KUWG General Election Guide 2015

General Election 2015 and you

By Dude Swheatie of Kwug

Decision-making basics

As Thomas Jefferson said, “Democracy presupposes knowledge.”
What do each of the parites standing in General Election 2015 stand for? (See next paragraph on that matter.) Fully active participation in UK elections also requires that you be registered to vote.(1) If you are not registered to vote by 20 April 2015 at your current address, find out what you can register to vote. And if there is not a candidate of your first choice party standing for election in your constituency, you could find out about candidates of your first choice party near you via the website of the party concerned, and do what you can to campaign for that party there as well as voting for the candidate of your closest fit in the place where you are registered to vote.
The interactive Vote for Policies website helps you decide between the biggest parties according to where you are in the UK.(2) In England, that's Conservative, Green Party of England & Wales, Labour, Liberal Democrat and United Kingdom Independence Party (UKIP). Policies are presented without party attributes and you make your choices according to the policies more than the name of the party. Once you've completed their survey, you can view more of the policies of each party via other pages on the Vote for Policies website. You can also find out what the most popular party in your constituency is of those who have used the Vote for Policies website.
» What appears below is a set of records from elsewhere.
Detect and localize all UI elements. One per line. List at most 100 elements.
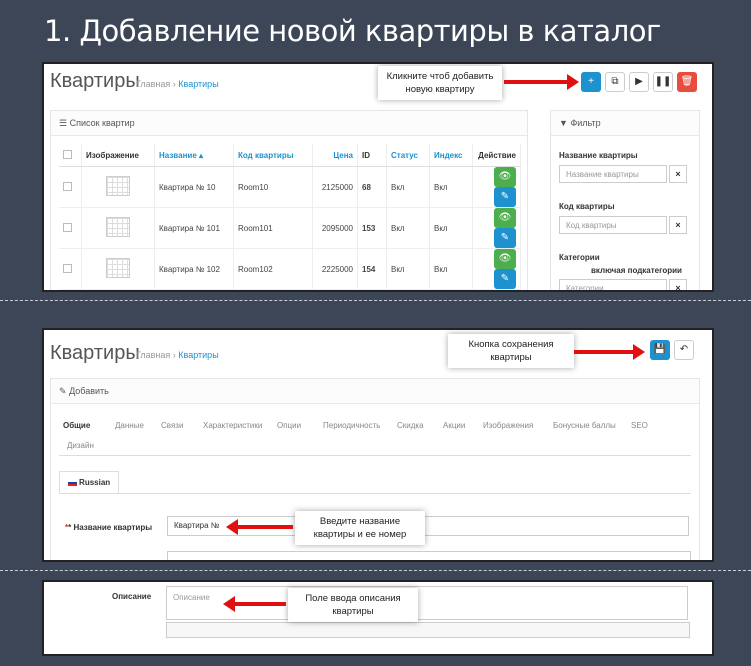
table-row: Квартира № 101 Room101 2095000 153 Вкл В…: [59, 207, 521, 249]
col-status[interactable]: Статус: [386, 144, 430, 167]
pause-icon: ❚❚: [654, 76, 672, 87]
screenshot-product-list: Квартиры Главная › Квартиры Кликните что…: [42, 62, 714, 292]
tab-reward-points[interactable]: Бонусные баллы: [553, 421, 616, 430]
list-panel: ☰ Список квартир Изображение Название ▴ …: [50, 110, 528, 290]
tab-links[interactable]: Связи: [161, 421, 183, 430]
table-row: Квартира № 10 Room10 2125000 68 Вкл Вкл …: [59, 166, 521, 208]
filter-panel-header: ▼ Фильтр: [551, 111, 699, 136]
callout-description: Поле ввода описания квартиры: [288, 588, 418, 622]
pencil-icon: ✎: [59, 386, 67, 396]
tab-general[interactable]: Общие: [63, 421, 90, 430]
next-field-stub: [167, 551, 691, 560]
edit-button[interactable]: ✎: [494, 187, 516, 207]
col-name[interactable]: Название ▴: [154, 144, 234, 167]
editor-resize-bar[interactable]: [166, 622, 690, 638]
pause-button[interactable]: ❚❚: [653, 72, 673, 92]
view-button[interactable]: 👁: [494, 249, 516, 269]
breadcrumb-home[interactable]: Главная: [136, 350, 170, 360]
floorplan-thumbnail: [106, 258, 130, 278]
add-panel: ✎ Добавить Общие Данные Связи Характерис…: [50, 378, 700, 560]
edit-button[interactable]: ✎: [494, 269, 516, 289]
row-checkbox[interactable]: [63, 181, 72, 191]
breadcrumb-separator: ›: [172, 350, 176, 360]
page-heading: 1. Добавление новой квартиры в каталог: [44, 14, 661, 48]
select-all-checkbox[interactable]: [63, 149, 72, 159]
tab-options[interactable]: Опции: [277, 421, 301, 430]
play-button[interactable]: ▶: [629, 72, 649, 92]
row-checkbox[interactable]: [63, 222, 72, 232]
tab-discount[interactable]: Скидка: [397, 421, 424, 430]
tab-language-russian[interactable]: Russian: [59, 471, 119, 494]
filter-name-clear-button[interactable]: ×: [669, 165, 687, 183]
row-name: Квартира № 10: [154, 166, 234, 208]
tab-design[interactable]: Дизайн: [67, 441, 94, 450]
breadcrumb-current[interactable]: Квартиры: [178, 79, 218, 89]
arrow-to-description: [223, 596, 286, 612]
tab-seo[interactable]: SEO: [631, 421, 648, 430]
filter-category-label: Категории: [559, 253, 600, 262]
view-button[interactable]: 👁: [494, 167, 516, 187]
eye-icon: 👁: [498, 253, 512, 264]
funnel-icon: ▼: [559, 118, 568, 128]
breadcrumb: Главная › Квартиры: [136, 79, 219, 89]
filter-code-label: Код квартиры: [559, 202, 615, 211]
flag-icon: [67, 479, 77, 486]
play-icon: ▶: [635, 76, 643, 87]
callout-save: Кнопка сохранения квартиры: [448, 334, 574, 368]
back-button[interactable]: ↶: [674, 340, 694, 360]
breadcrumb-current[interactable]: Квартиры: [178, 350, 218, 360]
filter-panel: ▼ Фильтр Название квартиры Название квар…: [550, 110, 700, 290]
row-code: Room10: [233, 166, 313, 208]
tab-special[interactable]: Акции: [443, 421, 465, 430]
filter-code-clear-button[interactable]: ×: [669, 216, 687, 234]
delete-button[interactable]: 🗑: [677, 72, 697, 92]
col-code[interactable]: Код квартиры: [233, 144, 313, 167]
divider: [0, 570, 751, 579]
tab-images[interactable]: Изображения: [483, 421, 533, 430]
page-title: Квартиры: [50, 70, 140, 92]
row-id: 68: [357, 166, 387, 208]
filter-title: Фильтр: [570, 118, 601, 128]
filter-category-input[interactable]: Категории: [559, 279, 667, 290]
arrow-to-add: [504, 74, 579, 90]
row-status: Вкл: [386, 207, 430, 249]
name-field-label-text: * Название квартиры: [68, 523, 153, 532]
eye-icon: 👁: [498, 171, 512, 182]
row-code: Room101: [233, 207, 313, 249]
breadcrumb-home[interactable]: Главная: [136, 79, 170, 89]
filter-category-clear-button[interactable]: ×: [669, 279, 687, 290]
col-index[interactable]: Индекс: [429, 144, 473, 167]
copy-button[interactable]: ⧉: [605, 72, 625, 92]
language-label: Russian: [79, 478, 111, 487]
pencil-icon: ✎: [500, 273, 510, 284]
row-code: Room102: [233, 248, 313, 290]
pencil-icon: ✎: [500, 191, 510, 202]
divider: [0, 300, 751, 309]
row-name: Квартира № 101: [154, 207, 234, 249]
row-status: Вкл: [386, 166, 430, 208]
tab-data[interactable]: Данные: [115, 421, 144, 430]
edit-button[interactable]: ✎: [494, 228, 516, 248]
tab-recurring[interactable]: Периодичность: [323, 421, 380, 430]
plus-icon: +: [588, 76, 594, 87]
description-label: Описание: [112, 592, 152, 601]
lang-tabs-divider: [59, 493, 691, 494]
row-price: 2225000: [312, 248, 358, 290]
row-checkbox[interactable]: [63, 263, 72, 273]
floppy-disk-icon: 💾: [653, 344, 667, 355]
add-button[interactable]: +: [581, 72, 601, 92]
filter-code-input[interactable]: Код квартиры: [559, 216, 667, 234]
view-button[interactable]: 👁: [494, 208, 516, 228]
filter-name-input[interactable]: Название квартиры: [559, 165, 667, 183]
col-price[interactable]: Цена: [312, 144, 358, 167]
screenshot-description: Описание Описание Поле ввода описания кв…: [42, 580, 714, 656]
col-action: Действие: [472, 144, 521, 167]
callout-name: Введите название квартиры и ее номер: [295, 511, 425, 545]
add-panel-header: ✎ Добавить: [51, 379, 699, 404]
save-button[interactable]: 💾: [650, 340, 670, 360]
row-index: Вкл: [429, 248, 473, 290]
list-icon: ☰: [59, 118, 68, 128]
copy-icon: ⧉: [611, 76, 619, 87]
arrow-to-name: [226, 519, 293, 535]
tab-attributes[interactable]: Характеристики: [203, 421, 262, 430]
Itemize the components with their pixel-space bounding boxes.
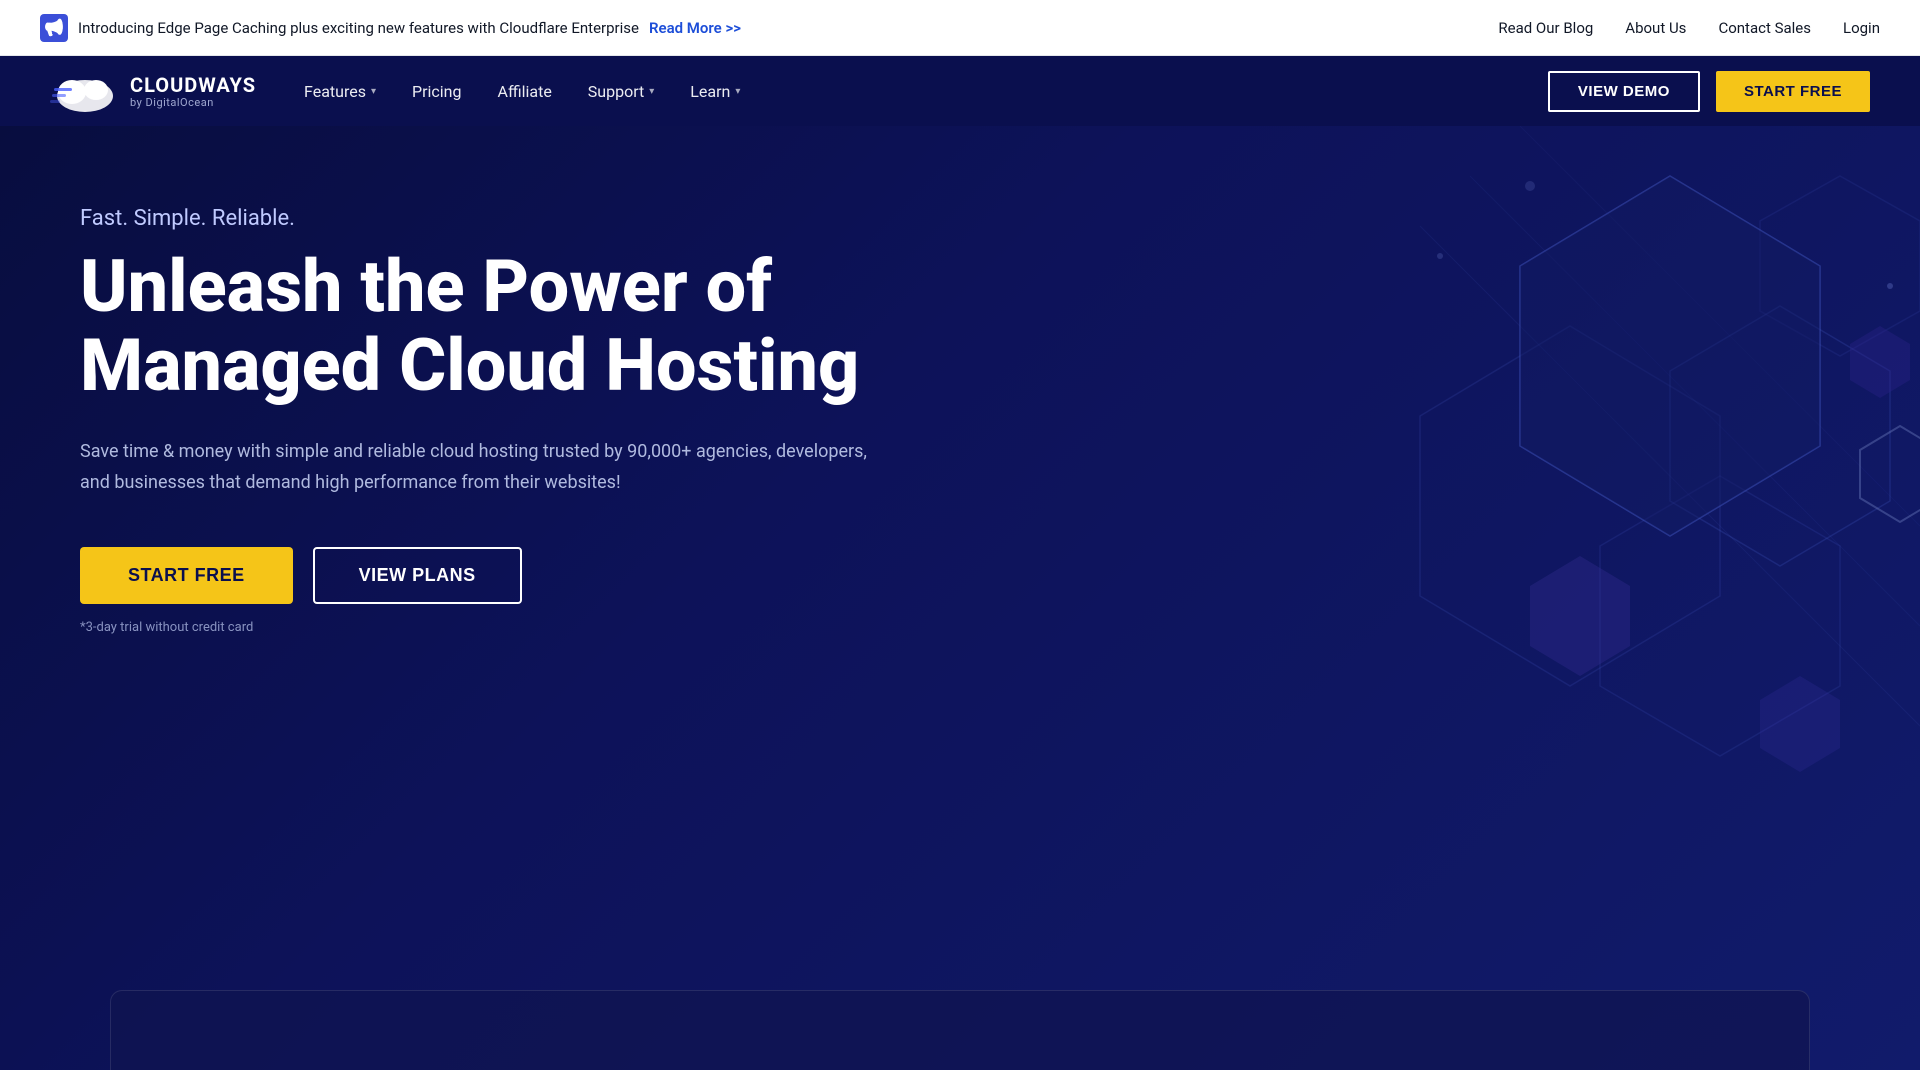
features-chevron-icon: ▾	[371, 86, 376, 97]
learn-chevron-icon: ▾	[735, 86, 740, 97]
login-link[interactable]: Login	[1843, 19, 1880, 37]
megaphone-icon	[40, 14, 68, 42]
features-nav-link[interactable]: Features ▾	[304, 82, 376, 101]
logo-sub-text: by DigitalOcean	[130, 96, 256, 109]
hero-tagline: Fast. Simple. Reliable.	[80, 206, 880, 231]
pricing-nav-link[interactable]: Pricing	[412, 82, 462, 101]
learn-nav-link[interactable]: Learn ▾	[690, 82, 740, 101]
main-nav: CLOUDWAYS by DigitalOcean Features ▾ Pri…	[0, 56, 1920, 126]
support-chevron-icon: ▾	[649, 86, 654, 97]
logo-text: CLOUDWAYS by DigitalOcean	[130, 74, 256, 109]
hex-background-svg	[1020, 126, 1920, 1026]
trial-text: *3-day trial without credit card	[80, 620, 880, 635]
announcement-text: Introducing Edge Page Caching plus excit…	[78, 19, 639, 37]
affiliate-nav-link[interactable]: Affiliate	[498, 82, 552, 101]
hero-section: Fast. Simple. Reliable. Unleash the Powe…	[0, 126, 1920, 1070]
nav-links: Features ▾ Pricing Affiliate Support ▾ L…	[304, 82, 740, 101]
bottom-card-hint	[110, 990, 1810, 1070]
contact-sales-link[interactable]: Contact Sales	[1718, 19, 1811, 37]
start-free-hero-button[interactable]: START FREE	[80, 547, 293, 604]
about-us-link[interactable]: About Us	[1625, 19, 1686, 37]
view-demo-button[interactable]: VIEW DEMO	[1548, 71, 1700, 112]
top-bar-right: Read Our Blog About Us Contact Sales Log…	[1498, 19, 1880, 37]
hero-title: Unleash the Power of Managed Cloud Hosti…	[80, 247, 880, 405]
start-free-nav-button[interactable]: START FREE	[1716, 71, 1870, 112]
nav-right: VIEW DEMO START FREE	[1548, 71, 1870, 112]
hero-content: Fast. Simple. Reliable. Unleash the Powe…	[0, 126, 960, 635]
view-plans-button[interactable]: VIEW PLANS	[313, 547, 522, 604]
hero-description: Save time & money with simple and reliab…	[80, 437, 880, 498]
logo-main-text: CLOUDWAYS	[130, 74, 256, 96]
logo[interactable]: CLOUDWAYS by DigitalOcean	[50, 68, 256, 114]
hero-buttons: START FREE VIEW PLANS	[80, 547, 880, 604]
support-nav-link[interactable]: Support ▾	[588, 82, 655, 101]
logo-icon	[50, 68, 120, 114]
read-more-link[interactable]: Read More >>	[649, 19, 741, 37]
top-bar: Introducing Edge Page Caching plus excit…	[0, 0, 1920, 56]
read-our-blog-link[interactable]: Read Our Blog	[1498, 19, 1593, 37]
nav-left: CLOUDWAYS by DigitalOcean Features ▾ Pri…	[50, 68, 740, 114]
top-bar-left: Introducing Edge Page Caching plus excit…	[40, 14, 741, 42]
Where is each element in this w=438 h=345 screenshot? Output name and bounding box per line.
Of course, if there are other parties standing for election in your constituency, you could look to their websites.

Additional info to aid you in deciding which party/ies to support:

Other Political Parties and how to identify who is standing in your parliamentary consitutency:

  •  YourNextMP — UK 2015 General Election candidates, should help you identify who is standing in your parliamentary consituency and how to connect with them(3)
  • Left Unity — a political party(4)
  • Trade Union & Socialist Coalition (TUSC)  — a political party(5)
Be aware that with the smaller political parties, they are sometimes invited to local 'hustings' debates for parliamentary candidates but don't turn up. So in those cases, records of the hustings may make note of that fact and you need not think that the hustings host is prejudiced against that part.

Disabled people's interests and General Elections:

A pre-2010 Government installed an investment banker as welfare reform guru despite his being apparently about the fact that testing for out of waged work disabilitiy benefit Incapacity Benefit was not handled by the claimant's own general practitioner but a company contracted by the DWP. (6) (7)  That welfare reform guru David Freud became the coalition government's Welfare Reform Minister in 2010 as Lord Freud.(8)

And in line with a since-discredited USA-based health insurance company called Unum having been undemocratically installed as an adviser to UK governments on welfare reform since 1994 and not sacked since 2000 when declared purveyor of 'disability denial factories', the 'welfare reform debate' has largely centred around smear stories against benefit claimants. (9) (10)

That is all despite the UK Government of 2007 having signed up to the UN Convention on the Rights of Disabled People.